Nobody reacted to an ejection better than Bobby Valentine and his very fake mustache
The Mets weren't having very much fun to start the 1999 season. A team that entered Spring Training with real postseason aspirations found itself bickering in the clubhouse and floundering on the field -- and things threatened to come to a head on June 9, 1999, against the Blue Jays.
A recent five-game losing streak left New York at just 30-28 entering play that night, a full six games back of the rival Braves in the NL East. After being shut out for most of the night by David Wells, the Mets needed a three-run rally in the ninth just to force extra innings. Then, in the top of the 12th, they found themselves on the wrong end of a controversial call.
With Toronto's Shannon Stewart on first, manager Bobby Valentine called for a pitchout, suspecting that Stewart might try to steal to put the go-ahead run in scoring position.
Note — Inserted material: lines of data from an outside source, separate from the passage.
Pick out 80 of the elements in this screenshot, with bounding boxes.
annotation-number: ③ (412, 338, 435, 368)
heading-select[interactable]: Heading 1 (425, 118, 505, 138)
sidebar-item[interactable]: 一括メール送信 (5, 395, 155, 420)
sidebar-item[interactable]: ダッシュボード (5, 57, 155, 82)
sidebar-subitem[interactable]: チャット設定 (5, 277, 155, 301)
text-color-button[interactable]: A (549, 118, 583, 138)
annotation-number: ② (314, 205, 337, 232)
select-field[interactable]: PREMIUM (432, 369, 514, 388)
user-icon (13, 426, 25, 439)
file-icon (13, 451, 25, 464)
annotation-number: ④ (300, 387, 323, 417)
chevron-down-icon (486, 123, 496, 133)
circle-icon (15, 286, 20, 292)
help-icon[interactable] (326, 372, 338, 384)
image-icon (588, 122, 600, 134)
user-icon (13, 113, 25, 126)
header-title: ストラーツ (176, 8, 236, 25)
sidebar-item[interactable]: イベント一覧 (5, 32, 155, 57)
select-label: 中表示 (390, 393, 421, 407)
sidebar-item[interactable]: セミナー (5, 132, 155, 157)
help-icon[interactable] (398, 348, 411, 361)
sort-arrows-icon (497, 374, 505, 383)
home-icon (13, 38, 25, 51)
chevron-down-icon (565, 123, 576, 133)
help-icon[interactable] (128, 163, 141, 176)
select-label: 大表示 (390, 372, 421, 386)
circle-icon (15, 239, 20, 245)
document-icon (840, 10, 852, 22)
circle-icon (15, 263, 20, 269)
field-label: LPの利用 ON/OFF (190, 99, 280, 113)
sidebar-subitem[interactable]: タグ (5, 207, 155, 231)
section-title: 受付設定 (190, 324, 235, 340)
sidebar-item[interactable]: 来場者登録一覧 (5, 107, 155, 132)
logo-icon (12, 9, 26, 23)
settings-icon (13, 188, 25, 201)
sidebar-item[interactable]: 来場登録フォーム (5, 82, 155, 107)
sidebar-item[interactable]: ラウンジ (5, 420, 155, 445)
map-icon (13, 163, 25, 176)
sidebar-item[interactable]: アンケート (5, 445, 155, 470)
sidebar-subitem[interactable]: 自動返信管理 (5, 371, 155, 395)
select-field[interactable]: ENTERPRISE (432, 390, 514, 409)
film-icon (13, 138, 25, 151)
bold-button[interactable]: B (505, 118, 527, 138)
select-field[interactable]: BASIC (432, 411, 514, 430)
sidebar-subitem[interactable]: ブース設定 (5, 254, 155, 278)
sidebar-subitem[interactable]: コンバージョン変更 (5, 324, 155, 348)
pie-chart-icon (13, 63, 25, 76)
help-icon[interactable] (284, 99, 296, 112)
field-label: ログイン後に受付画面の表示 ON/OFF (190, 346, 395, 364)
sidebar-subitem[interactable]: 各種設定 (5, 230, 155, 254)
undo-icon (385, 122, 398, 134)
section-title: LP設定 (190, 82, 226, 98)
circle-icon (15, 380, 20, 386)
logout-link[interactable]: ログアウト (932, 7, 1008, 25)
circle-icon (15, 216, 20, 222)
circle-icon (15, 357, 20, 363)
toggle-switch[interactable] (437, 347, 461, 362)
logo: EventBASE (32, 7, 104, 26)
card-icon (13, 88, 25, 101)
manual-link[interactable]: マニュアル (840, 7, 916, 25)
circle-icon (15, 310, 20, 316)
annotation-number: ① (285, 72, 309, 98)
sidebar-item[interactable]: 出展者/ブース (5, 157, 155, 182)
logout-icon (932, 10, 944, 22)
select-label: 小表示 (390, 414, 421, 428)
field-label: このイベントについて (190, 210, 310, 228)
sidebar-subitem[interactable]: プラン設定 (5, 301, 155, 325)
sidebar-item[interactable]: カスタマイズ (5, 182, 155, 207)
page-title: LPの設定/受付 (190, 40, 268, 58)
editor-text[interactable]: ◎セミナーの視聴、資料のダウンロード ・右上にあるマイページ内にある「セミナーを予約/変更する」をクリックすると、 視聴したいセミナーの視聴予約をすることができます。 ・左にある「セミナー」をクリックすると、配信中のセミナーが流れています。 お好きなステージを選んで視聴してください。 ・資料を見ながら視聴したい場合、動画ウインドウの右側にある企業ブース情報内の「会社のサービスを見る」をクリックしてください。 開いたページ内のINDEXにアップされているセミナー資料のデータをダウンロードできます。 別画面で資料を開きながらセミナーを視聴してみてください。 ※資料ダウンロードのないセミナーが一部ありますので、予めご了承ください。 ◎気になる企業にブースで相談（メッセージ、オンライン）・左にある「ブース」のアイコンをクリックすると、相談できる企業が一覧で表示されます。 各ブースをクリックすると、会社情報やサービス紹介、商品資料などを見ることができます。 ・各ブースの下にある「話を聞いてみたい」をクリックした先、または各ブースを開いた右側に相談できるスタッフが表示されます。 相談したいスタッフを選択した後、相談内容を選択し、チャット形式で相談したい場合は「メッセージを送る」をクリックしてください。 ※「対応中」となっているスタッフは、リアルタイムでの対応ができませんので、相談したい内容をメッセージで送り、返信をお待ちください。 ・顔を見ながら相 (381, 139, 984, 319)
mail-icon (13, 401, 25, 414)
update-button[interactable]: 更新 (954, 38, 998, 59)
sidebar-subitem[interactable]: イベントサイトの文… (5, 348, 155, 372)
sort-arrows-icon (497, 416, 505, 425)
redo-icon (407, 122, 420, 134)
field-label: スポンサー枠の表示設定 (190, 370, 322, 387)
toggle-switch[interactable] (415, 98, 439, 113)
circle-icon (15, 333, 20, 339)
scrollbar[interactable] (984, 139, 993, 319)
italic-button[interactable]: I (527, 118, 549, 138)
Sure enough, he was right: Stewart took off for second, and as pitcher Pat Mahomes delivered, it looked as though New York's plan would work to perfection ... until home-plate umpire Randy Marsh called catcher's interference, ruling that Piazza had stepped too far out while receiving the pitch.
What could have been two outs and no men on turned into one out and men on first and second. Valentine, as you might imagine, was not pleased:
Marsh eventually ran Valentine from the game, leaving the team upset and in a jam without their manager -- the perfect encapsulation of everything that had gone wrong for New York thus far that season. But Mahomes eventually got out of the inning, and in the bottom half, Bobby V turned the whole scene on its head:
Rather than simply sulking in the clubhouse, Valentine did his best Groucho Marx routine, heading back up towards the dugout in a disguise he'd fashioned out of a black hat, a pair of sunglasses and a fake mustache made out of two stripes of eye-black. The Mets and the broadcast booth couldn't stop laughing, and hey, maybe it worked: In the bottom of the 14th, Rey Ordonez finally ended the game with a walk-off single.
The league office, however, wasn't as amused. NL president Leonard Coleman fined Valentine and suspended him for two games, despite Valentine's protestations to the contrary. ("One of the pictures, it looks like I was in the dugout, doesn't it?" he told the New York Times in one of the richest quotes in baseball history. "It must've been someone else who looked like me.")
The skipper eventually dropped his appeal and accepted the punishment. But did he regret doing it? Well, yes and no.
"I regret it," he said. "It's going to cost me a lot of money. I don't regret the fact that it lightened the team."